From: Andreas Dilger <adilger@sun.com>
Subject: Re: mke2fs and lazy_itable_init
Date: Fri, 09 May 2008 02:19:30 -0600
Message-ID: <20080509081929.GD3627@webber.adilger.int>
References: <20080508224847.GR3627@webber.adilger.int>
 <20080509021827.GA8871@mit.edu>
Mime-Version: 1.0
Content-Type: text/plain; charset=us-ascii
Content-Transfer-Encoding: 7BIT
Cc: linux-ext4@vger.kernel.org
To: Theodore Tso <tytso@MIT.EDU>
In-reply-to: <20080509021827.GA8871@mit.edu>
Content-disposition: inline
Sender: linux-ext4-owner@vger.kernel.org

On May 08, 2008  22:18 -0400, Theodore Ts'o wrote:
> On Thu, May 08, 2008 at 04:48:47PM -0600, Andreas Dilger wrote:
> > I just noticed lazy_itable_init in the mke2fs.8.in man page.  I think
> > a warning needs to be added there that this is not currently safe to
> > use, because the kernel does not yet do the background zeroing.  There
> > is nothing in the man page to indicate that this is unsafe...
> 
> Yeah, I was hoping we would actually get this fixed before 1.41 was
> released....  (i.e., implement the background zeroing).

It would still be an issue for 2.6.24 and 2.6.25 kernels, so I think
it at least deserves a warning until there is a specific kernel that
can be referenced that has this functionality.

> One of the
> things I was thinking about was whether we could avoid needing to go
> through the jbd layer when zeroing out an entire inode table block,
> and then in the completion callback function when the block group was
> completely initiaized, we could clear the ITABLE_UNINIT flag.
> 
> It doesn't need to go through the journal, because if we crash without
> having the flag set, its not a big deal; the inode table will just not
> be marked initialized.  The only thing which might require a little
> care is if buffer head referencing part of the inode table which is
> getting zero'ed out is in flight when an inode allocation happens, an
> inode gets marked dirty, and fs/ext4/inode.c wants to write out an
> inode table block that is in the middle of being zero'ed.  Given that
> we've bypassed the jbd layer for efficiency's sake, something bad
> could happy unless we protect it with some kind of lock.
> 
> Or we could just say that this initialization pass is relatively rare,
> so do it the cheap cheasy way, even if the blocks end up going through
> the journal.  The upside is that it should be pretty quick and easy to
> code it this way.

It is only a once-per-filesystem-lifetime operation, and while it is
a fair amount of IO, it could be done efficient because of sequential IO.
I believe that the unwritten extent code added a function "ext4_zero_blocks"
or similar that maps the ZERO_PAGE into a bio and submits that for IO
to zero out the extent.  This could be used for the inode tables also,
avoiding the major problem of dirtying thousands of blocks in memory.

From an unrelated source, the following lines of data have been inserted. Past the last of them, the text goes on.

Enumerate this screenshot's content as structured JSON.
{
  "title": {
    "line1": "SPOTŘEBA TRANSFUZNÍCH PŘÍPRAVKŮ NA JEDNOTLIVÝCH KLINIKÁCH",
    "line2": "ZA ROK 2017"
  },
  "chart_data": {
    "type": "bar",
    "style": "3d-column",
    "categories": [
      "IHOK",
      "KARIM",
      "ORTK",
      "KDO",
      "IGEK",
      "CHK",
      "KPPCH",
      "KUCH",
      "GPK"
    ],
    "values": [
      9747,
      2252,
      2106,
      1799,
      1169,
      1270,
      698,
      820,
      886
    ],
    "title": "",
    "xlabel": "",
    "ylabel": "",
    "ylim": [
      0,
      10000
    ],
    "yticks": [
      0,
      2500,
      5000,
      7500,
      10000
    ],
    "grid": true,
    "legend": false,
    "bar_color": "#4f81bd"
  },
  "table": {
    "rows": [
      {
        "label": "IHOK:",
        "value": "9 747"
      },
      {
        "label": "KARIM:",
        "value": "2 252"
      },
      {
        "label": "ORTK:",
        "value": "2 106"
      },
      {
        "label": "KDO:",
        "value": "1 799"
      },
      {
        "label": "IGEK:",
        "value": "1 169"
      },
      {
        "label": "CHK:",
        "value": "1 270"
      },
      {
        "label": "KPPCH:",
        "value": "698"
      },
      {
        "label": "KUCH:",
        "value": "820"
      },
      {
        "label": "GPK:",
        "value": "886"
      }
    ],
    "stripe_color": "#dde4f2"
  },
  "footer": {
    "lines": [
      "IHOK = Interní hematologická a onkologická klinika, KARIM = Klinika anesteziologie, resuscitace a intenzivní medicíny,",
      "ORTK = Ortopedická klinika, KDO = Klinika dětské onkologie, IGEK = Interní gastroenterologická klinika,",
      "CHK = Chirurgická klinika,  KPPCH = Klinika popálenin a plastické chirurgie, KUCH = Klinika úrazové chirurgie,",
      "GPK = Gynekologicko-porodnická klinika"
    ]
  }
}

The risk, as you write, is the locking, and the only locks I see on the
inode table are the bh locks on the itable blocks in __ext4_get_inode_loc().
We can't hold the per-group hashed spinlock for this IO.  We might consider
adding an rw semaphore, and in the very common case there will only ever
be readers on this lock.  If there is a zeroing happening then there can
be a "trylock" operation and the entire group skipped to avoid blocking
the caller for a long time.

Cheers, Andreas
--
Andreas Dilger
Sr. Staff Engineer, Lustre Group
Sun Microsystems of Canada, Inc.